Nous avons maintenant une idée de la raison pour laquelle les ales et les lagers sont des types de bière différents, mais pourquoi les Britanniques boivent-ils leur ale à température ambiante ? Hackaday n’est pas une revue de bière, peu importe à quel point certains d’entre nous aimeraient passer plus de temps dans le pub, mais il est prudent de décrire une bière blonde comme ayant un goût plus léger qu’une bière, puis de faire l’observation que le premier a meilleur goût lorsqu’il est plus froid tandis que le second perd sa saveur s’il est réfrigéré. D’où ces pompes à main dans un pub britannique et mes amis continentaux perplexes face à une pinte britannique.

Nous sommes donc allés au fond de la question de la bière chaude, mais il y a une dernière injustice que je dois corriger.

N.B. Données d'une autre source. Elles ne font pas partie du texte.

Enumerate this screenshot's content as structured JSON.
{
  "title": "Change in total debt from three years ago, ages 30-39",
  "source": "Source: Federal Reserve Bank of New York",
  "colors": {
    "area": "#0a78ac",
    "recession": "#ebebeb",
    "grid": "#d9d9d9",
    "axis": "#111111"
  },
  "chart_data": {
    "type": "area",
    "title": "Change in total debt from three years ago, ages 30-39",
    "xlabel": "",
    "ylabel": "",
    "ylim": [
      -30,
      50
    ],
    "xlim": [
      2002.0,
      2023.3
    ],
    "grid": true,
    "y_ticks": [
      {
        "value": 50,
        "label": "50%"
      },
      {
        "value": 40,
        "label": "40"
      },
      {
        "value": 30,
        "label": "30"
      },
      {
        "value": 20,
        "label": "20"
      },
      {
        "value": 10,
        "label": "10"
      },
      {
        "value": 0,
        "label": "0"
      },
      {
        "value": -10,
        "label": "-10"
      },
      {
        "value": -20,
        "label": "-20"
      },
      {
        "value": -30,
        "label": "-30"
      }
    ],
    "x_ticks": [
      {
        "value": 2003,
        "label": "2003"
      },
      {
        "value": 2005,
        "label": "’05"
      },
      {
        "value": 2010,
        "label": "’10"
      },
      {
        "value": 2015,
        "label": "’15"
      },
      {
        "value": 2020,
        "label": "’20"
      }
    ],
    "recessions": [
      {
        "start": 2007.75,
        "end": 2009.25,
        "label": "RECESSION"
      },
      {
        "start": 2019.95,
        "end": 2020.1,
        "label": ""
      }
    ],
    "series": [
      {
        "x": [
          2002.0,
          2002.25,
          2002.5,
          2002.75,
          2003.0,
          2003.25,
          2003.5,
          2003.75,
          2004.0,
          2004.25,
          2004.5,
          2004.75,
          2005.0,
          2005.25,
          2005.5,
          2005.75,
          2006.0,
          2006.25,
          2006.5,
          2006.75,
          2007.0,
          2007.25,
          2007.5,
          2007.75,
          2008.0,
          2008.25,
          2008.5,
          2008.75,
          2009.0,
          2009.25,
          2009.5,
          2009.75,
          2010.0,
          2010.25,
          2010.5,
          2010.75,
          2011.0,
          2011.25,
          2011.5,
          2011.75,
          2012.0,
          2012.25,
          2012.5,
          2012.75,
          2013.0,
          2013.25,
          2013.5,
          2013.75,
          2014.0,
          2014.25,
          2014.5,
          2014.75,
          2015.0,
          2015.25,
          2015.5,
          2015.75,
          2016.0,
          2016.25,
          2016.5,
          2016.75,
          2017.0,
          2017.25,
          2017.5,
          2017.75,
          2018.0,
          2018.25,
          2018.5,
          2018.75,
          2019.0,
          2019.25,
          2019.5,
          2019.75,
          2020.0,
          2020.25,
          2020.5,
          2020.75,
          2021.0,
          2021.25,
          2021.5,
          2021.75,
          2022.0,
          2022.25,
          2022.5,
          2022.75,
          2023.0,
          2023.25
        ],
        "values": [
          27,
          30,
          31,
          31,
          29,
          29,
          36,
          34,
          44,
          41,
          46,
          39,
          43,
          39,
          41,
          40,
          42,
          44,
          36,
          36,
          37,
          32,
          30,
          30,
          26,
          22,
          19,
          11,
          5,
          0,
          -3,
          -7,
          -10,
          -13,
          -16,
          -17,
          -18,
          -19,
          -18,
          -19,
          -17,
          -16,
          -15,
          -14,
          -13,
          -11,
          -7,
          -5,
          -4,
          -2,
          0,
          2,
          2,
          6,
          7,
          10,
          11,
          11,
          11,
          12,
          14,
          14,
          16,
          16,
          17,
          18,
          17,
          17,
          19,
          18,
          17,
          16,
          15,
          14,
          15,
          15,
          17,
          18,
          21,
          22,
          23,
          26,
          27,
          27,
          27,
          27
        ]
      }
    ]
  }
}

Les Britanniques se réfèrent à toute bière de style vaguement pilsener comme « lager » comme si c’était le seul style de bière blonde, alors qu’en fait les bières blondes viennent dans une vaste gamme de styles dont la pilsener n’est qu’un. Même dans ce cas, les pilseners que nous consommons choqueraient probablement un maître brasseur de Pilsen, tant leur fadeur est grande. Il est clair que nos amis continentaux ont beaucoup à apprendre sur les ales, mais par Bacchus, nous avons beaucoup à apprendre sur les lagers !

François Zipponi
Je suis François Zipponi, éditorialiste pour le site 10-raisons.fr. J'ai commencé ma carrière de journaliste en 2004, et j'ai travaillé pour plusieurs médias français, dont le Monde et Libération. En 2016, j'ai rejoint 10-raisons.fr, un site innovant proposant des articles sous la forme « 10 raisons de... ». En tant qu'éditorialiste, je me suis engagé à fournir un contenu original et pertinent, abordant des sujets variés tels que la politique, l'économie, les sciences, l'histoire, etc. Je m'efforce de toujours traiter les sujets de façon objective et impartiale. Mes articles sont régulièrement partagés sur les réseaux sociaux et j'interviens dans des conférences et des tables rondes autour des thèmes abordés sur 10-raisons.fr.